Around 80 – 85% of males who identify as women will not have surgery, but self-identification will make them legal women, on their say-so. This is clearly wide open to abuse. Drag queens, cross dressers, feminine men etc are all under the trans umbrella.

For these males to identify as trans, organise, seek legal and social recognition, expand the notion of gender, is great. For them to be able to become legal women on their say-so, thus obliterating women’s rights, is unacceptable.

And this does not even begin to address the issue of opportunistic sexual predators exploiting self-id as a loophole to gain access to vulnerable women.  Currently, about half of transwomen in prison in the UK are in for sex offences.  It is not at all clear whether transwomen commit sexual offences at higher rates than the general population or whether many of these are opportunistic transitioners; but it shouldn’t be women’s responsibility to tell the difference, and we should not be forced to absorb this population in places where we are vulnerable, such as changing rooms, hospital wards, domestic violence refuges or prisons.

As Helen Saxby’s excellent article points out, the GRA of 2004 was intended to protect the rights of a few extremely dysphoric transsexuals. It is no longer fit for purpose, as the explosion of gender identity politics could not have been foreseen, and a complete review is indeed required, although not for the reasons transactivists claim.  Defining our terms correctly would be a good starting point.

The only people less aware of the issues than the general public appear to be virtue-signalling brocialist Labour politicians. Either that, or they actively support the erasure of women, which wouldn’t surprise me one bit.

It is crucial to women that we fight to maintain our status as a sex category wherever it is challenged, such as the AWS issue, and that we continue to raise awareness of the impact of gender politics on women’s rights.
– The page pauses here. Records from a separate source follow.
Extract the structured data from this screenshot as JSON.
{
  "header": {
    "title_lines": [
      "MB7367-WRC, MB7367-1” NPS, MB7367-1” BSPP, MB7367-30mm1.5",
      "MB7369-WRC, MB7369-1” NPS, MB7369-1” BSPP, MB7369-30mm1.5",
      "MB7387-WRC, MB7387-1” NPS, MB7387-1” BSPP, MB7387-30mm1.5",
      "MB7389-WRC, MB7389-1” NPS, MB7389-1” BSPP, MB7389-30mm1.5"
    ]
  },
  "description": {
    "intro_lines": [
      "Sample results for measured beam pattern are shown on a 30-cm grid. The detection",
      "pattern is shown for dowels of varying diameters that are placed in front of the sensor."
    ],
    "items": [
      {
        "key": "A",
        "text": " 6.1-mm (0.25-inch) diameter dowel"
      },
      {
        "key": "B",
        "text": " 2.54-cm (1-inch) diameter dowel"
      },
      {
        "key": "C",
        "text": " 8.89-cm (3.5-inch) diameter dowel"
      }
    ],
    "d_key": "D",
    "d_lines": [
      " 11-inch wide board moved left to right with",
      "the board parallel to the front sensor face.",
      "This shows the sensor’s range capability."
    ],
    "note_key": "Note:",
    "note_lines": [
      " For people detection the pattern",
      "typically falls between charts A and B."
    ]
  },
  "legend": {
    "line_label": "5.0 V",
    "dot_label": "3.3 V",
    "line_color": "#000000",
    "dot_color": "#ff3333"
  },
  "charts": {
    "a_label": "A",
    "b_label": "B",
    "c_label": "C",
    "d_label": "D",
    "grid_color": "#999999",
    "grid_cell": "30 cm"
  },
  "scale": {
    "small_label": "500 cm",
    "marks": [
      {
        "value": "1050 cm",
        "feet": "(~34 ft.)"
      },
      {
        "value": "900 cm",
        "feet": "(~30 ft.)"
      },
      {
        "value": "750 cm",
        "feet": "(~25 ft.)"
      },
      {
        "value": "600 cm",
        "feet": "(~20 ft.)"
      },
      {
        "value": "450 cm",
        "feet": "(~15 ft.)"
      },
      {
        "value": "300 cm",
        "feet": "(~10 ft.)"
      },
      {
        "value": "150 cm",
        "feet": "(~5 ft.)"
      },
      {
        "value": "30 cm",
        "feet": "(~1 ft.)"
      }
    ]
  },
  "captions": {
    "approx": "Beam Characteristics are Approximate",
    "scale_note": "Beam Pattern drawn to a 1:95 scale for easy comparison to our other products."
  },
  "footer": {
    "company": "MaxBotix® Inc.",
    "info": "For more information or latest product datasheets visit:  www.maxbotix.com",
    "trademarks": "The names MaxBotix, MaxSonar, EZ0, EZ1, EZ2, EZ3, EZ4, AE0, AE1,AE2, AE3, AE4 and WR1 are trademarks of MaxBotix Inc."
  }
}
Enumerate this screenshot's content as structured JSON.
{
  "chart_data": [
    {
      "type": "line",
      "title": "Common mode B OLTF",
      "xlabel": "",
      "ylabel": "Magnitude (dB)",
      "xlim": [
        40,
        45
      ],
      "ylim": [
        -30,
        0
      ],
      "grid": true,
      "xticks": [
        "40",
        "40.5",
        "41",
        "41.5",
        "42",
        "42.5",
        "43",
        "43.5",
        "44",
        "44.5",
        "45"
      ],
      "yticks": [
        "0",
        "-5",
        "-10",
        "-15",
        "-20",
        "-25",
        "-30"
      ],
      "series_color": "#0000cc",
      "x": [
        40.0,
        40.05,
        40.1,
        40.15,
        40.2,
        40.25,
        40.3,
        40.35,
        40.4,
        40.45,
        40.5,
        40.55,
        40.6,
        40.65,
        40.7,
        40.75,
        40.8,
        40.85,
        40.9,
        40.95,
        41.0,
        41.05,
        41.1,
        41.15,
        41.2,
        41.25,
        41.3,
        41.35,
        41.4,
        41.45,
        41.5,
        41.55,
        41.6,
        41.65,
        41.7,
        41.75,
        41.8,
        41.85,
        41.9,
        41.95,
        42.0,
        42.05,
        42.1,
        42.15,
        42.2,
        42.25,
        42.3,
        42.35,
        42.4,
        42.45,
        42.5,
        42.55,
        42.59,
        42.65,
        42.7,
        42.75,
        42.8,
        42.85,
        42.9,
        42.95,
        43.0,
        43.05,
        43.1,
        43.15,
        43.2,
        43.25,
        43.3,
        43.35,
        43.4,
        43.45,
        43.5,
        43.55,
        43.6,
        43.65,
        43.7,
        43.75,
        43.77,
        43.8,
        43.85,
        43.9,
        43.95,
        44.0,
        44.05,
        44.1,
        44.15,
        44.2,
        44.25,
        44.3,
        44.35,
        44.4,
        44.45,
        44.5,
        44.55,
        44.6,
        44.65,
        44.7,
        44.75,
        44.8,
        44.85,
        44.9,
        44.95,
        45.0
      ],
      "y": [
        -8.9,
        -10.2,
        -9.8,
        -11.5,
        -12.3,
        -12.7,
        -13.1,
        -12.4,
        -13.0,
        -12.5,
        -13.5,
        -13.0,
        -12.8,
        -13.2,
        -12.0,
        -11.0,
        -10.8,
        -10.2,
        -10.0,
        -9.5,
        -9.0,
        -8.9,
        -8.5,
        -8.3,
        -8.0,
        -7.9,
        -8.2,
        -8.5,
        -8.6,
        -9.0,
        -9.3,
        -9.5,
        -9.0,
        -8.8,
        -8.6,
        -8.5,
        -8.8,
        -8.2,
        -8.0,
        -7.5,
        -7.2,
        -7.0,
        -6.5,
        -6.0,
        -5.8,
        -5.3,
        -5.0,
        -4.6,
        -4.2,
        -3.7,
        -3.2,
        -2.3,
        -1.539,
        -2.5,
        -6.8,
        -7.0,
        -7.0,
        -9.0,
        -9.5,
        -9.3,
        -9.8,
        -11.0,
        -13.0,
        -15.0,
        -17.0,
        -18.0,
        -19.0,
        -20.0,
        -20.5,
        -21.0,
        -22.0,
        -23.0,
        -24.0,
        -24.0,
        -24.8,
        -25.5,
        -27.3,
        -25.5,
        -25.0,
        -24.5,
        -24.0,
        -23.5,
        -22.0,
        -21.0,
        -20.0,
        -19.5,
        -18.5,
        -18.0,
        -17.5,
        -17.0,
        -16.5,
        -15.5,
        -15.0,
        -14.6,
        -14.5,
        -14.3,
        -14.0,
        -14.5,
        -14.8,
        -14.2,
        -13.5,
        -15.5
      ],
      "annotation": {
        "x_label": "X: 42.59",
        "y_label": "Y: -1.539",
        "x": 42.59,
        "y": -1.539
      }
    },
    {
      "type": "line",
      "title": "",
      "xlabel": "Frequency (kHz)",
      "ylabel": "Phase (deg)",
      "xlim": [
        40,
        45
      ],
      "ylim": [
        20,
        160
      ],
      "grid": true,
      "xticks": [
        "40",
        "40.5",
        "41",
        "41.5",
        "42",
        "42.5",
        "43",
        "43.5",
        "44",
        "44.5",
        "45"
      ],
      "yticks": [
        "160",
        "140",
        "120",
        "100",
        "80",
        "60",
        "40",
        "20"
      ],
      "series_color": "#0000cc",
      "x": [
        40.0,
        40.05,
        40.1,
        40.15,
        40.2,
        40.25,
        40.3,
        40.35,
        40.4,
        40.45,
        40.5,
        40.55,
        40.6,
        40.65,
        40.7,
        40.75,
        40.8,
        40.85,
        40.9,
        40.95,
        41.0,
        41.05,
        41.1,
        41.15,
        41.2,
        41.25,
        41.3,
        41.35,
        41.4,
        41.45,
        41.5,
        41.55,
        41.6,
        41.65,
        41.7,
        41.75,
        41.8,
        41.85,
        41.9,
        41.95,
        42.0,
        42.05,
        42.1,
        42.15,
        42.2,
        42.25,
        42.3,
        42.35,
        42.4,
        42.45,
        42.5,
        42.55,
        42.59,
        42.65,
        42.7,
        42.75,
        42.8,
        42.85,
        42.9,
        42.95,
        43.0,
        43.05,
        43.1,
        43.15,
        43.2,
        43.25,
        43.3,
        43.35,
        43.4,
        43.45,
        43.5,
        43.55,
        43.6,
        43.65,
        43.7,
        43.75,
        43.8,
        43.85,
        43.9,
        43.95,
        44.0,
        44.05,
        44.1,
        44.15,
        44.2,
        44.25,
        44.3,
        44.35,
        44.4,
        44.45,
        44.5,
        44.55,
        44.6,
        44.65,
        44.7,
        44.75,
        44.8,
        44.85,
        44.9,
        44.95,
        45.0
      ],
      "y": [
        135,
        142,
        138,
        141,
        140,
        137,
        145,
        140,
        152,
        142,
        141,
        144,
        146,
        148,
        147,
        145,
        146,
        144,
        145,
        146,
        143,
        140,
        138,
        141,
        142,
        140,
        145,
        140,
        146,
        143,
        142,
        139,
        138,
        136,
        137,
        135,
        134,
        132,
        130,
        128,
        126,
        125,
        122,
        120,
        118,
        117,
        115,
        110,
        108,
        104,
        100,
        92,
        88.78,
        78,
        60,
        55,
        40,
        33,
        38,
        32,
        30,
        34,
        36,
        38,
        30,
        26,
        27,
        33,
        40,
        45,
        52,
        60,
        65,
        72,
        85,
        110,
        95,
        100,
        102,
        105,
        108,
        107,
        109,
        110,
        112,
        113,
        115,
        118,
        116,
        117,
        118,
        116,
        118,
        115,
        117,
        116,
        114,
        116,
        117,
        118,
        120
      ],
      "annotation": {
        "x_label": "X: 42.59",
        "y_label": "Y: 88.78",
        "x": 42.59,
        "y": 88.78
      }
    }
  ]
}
We support attempts to increase trans visibility and acceptance, but we are not going to do this at the cost of self-erasure. Women are adult human females, and we have a right to representation as such. And we’ve had e-fucking-nough.

Trans people’s rights and representation are not affected by the dropping of the phrase “trans women are women”. There is nothing preventing us developing fair and kind policies to include transwomen in society without arbitrarily conflating them with women.
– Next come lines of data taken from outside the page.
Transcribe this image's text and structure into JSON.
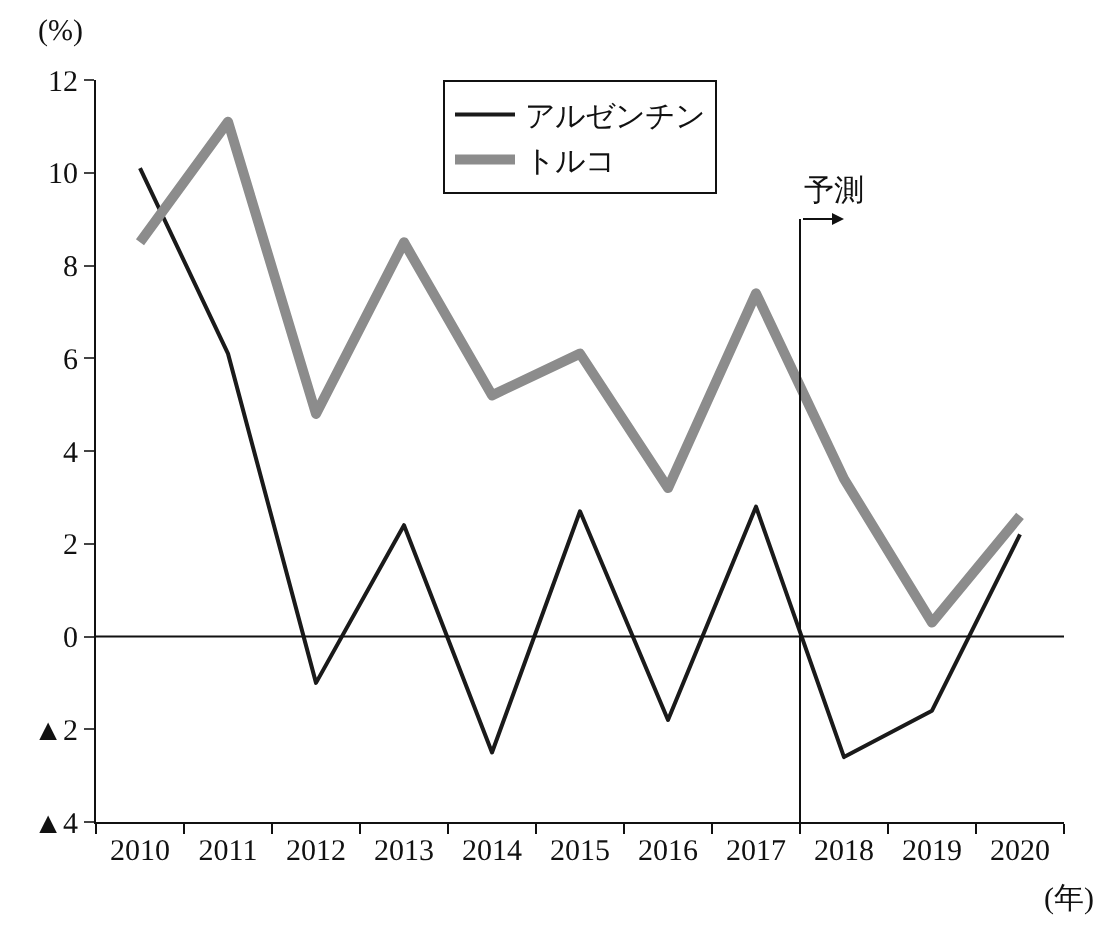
{
  "chart_data": {
    "type": "line",
    "x": [
      2010,
      2011,
      2012,
      2013,
      2014,
      2015,
      2016,
      2017,
      2018,
      2019,
      2020
    ],
    "series": [
      {
        "name": "アルゼンチン",
        "color": "#1a1a1a",
        "values": [
          10.1,
          6.1,
          -1.0,
          2.4,
          -2.5,
          2.7,
          -1.8,
          2.8,
          -2.6,
          -1.6,
          2.2
        ]
      },
      {
        "name": "トルコ",
        "color": "#8c8c8c",
        "values": [
          8.5,
          11.1,
          4.8,
          8.5,
          5.2,
          6.1,
          3.2,
          7.4,
          3.4,
          0.3,
          2.6
        ]
      }
    ],
    "ylabel": "(%)",
    "xlabel": "(年)",
    "xlim": [
      2009.5,
      2020.5
    ],
    "xticks": [
      2010,
      2011,
      2012,
      2013,
      2014,
      2015,
      2016,
      2017,
      2018,
      2019,
      2020
    ],
    "ylim": [
      -4,
      12
    ],
    "yticks": [
      {
        "value": -4,
        "label": "▲4"
      },
      {
        "value": -2,
        "label": "▲2"
      },
      0,
      2,
      4,
      6,
      8,
      10,
      12
    ],
    "ref_lines": [
      {
        "axis": "x",
        "value": 2017.5,
        "label": "予測"
      },
      {
        "axis": "y",
        "value": 0
      }
    ],
    "legend": "top",
    "grid": false,
    "marker": "none",
    "line_style": "solid"
  }
}
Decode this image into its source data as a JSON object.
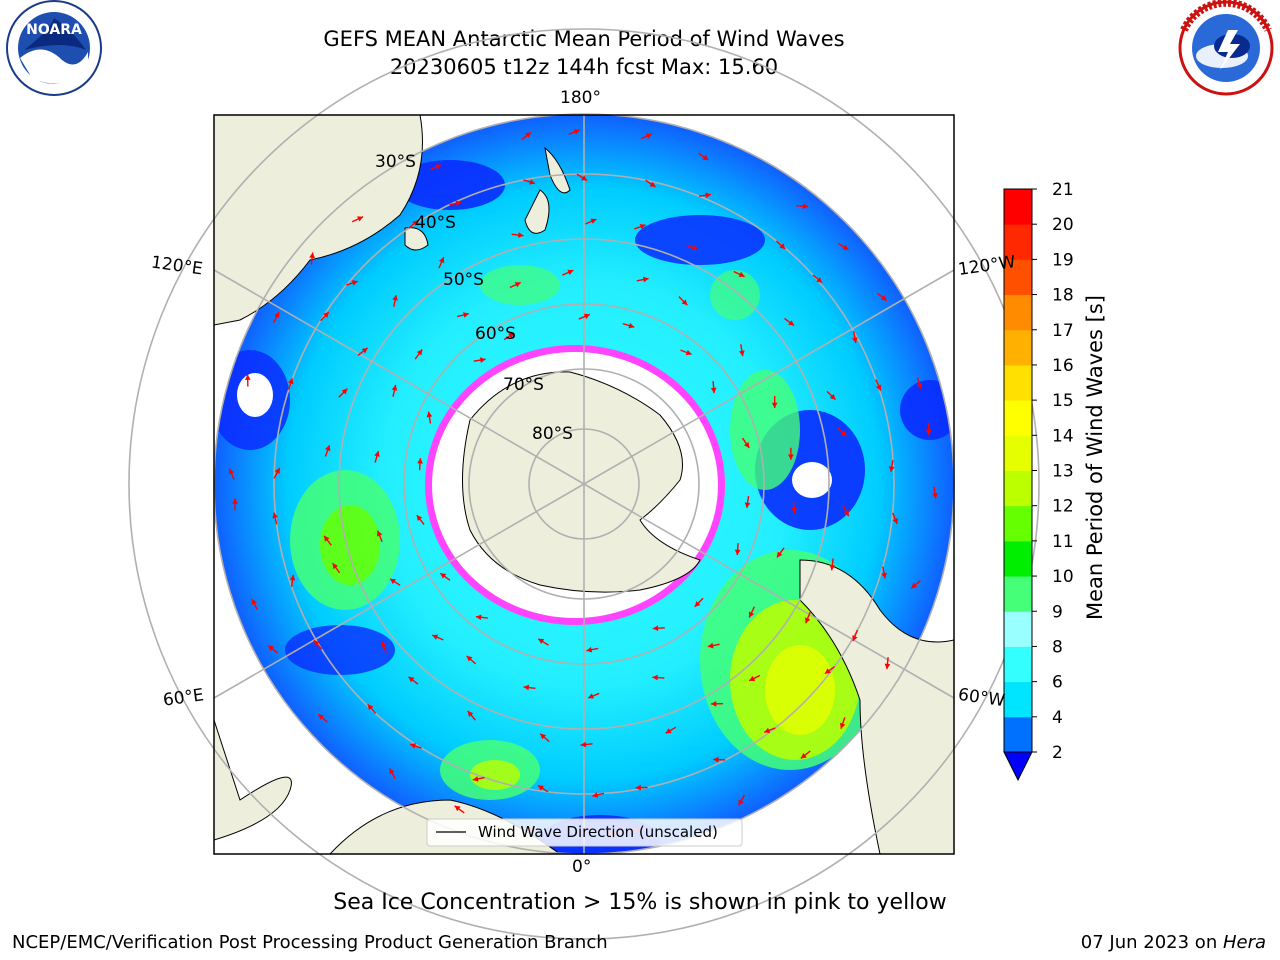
{
  "header": {
    "title_line1": "GEFS MEAN Antarctic Mean Period of Wind Waves",
    "title_line2": "20230605 t12z 144h fcst   Max: 15.60"
  },
  "logos": {
    "left": {
      "name": "NOARA",
      "ring_text": "NATIONAL OCEANIC AND ATMOSPHERIC ADMINISTRATION · U.S. DEPARTMENT OF COMMERCE"
    },
    "right": {
      "ring_text": "NATIONAL WEATHER SERVICE"
    }
  },
  "map": {
    "longitude_labels": {
      "top": "180°",
      "bottom": "0°",
      "left_upper": "120°E",
      "left_lower": "60°E",
      "right_upper": "120°W",
      "right_lower": "60°W"
    },
    "latitude_labels": [
      "30°S",
      "40°S",
      "50°S",
      "60°S",
      "70°S",
      "80°S"
    ],
    "legend": "Wind Wave Direction (unscaled)",
    "colors": {
      "ocean_low": "#0000ff",
      "ocean_mid": "#00e5ff",
      "ocean_high": "#7fff00",
      "land": "#eeeedd",
      "sea_ice_edge": "#ff44ff",
      "arrows": "#ff0000"
    }
  },
  "colorbar": {
    "title": "Mean Period of Wind Waves [s]",
    "ticks": [
      "2",
      "4",
      "6",
      "8",
      "9",
      "10",
      "11",
      "12",
      "13",
      "14",
      "15",
      "16",
      "17",
      "18",
      "19",
      "20",
      "21"
    ],
    "colors": [
      "#0070ff",
      "#00e5ff",
      "#33ffff",
      "#99ffff",
      "#44ff77",
      "#00ee00",
      "#66ff00",
      "#bbff00",
      "#e6ff00",
      "#ffff00",
      "#ffe000",
      "#ffb000",
      "#ff8c00",
      "#ff5000",
      "#ff2800",
      "#ff0000"
    ],
    "extend_color": "#0000ff"
  },
  "notes": {
    "sea_ice": "Sea Ice Concentration > 15% is shown in pink to yellow"
  },
  "footer": {
    "left": "NCEP/EMC/Verification Post Processing Product Generation Branch",
    "date": "07 Jun 2023 on ",
    "host": "Hera"
  }
}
Extremist transactivist demands for validation of their identities by women will not, of course, be met. But then, this is not a right. As Chimananda Adichie gracefully but firmly asserted, “Trans women are trans women”.  And that is where any discussion of rights should begin.

An approach seeking to improve the rights and visibility of trans people without erasing women’s progress would acknowledge this, go back to the drawing board and start with the assumption that trans women are *not* women. Then the needs of women and trans women can be discussed, areas of overlap and difference identified, and legislation and facilities created accordingly, in the interests of finding a genuinely fair solution. The current legislative path towards gender self-id renders women invisible as a sex class and not even deserving of our own label.

I believe Rebecca Reilly-Cooper’s Basic Questions About Sex and Gender illustrate what we are asking for.  I think all politicians and progressive supporters of gender self-id, including Penny Mordaunt, should answer those questions. If they answer yes, then they will have to justify their support for self-id. If they answer no, then they will have to accept being correctly labelled an extreme misogynist. And when I say extreme, I mean extreme. Even the men who denied us the vote didn’t try to pretend that we didn’t exist.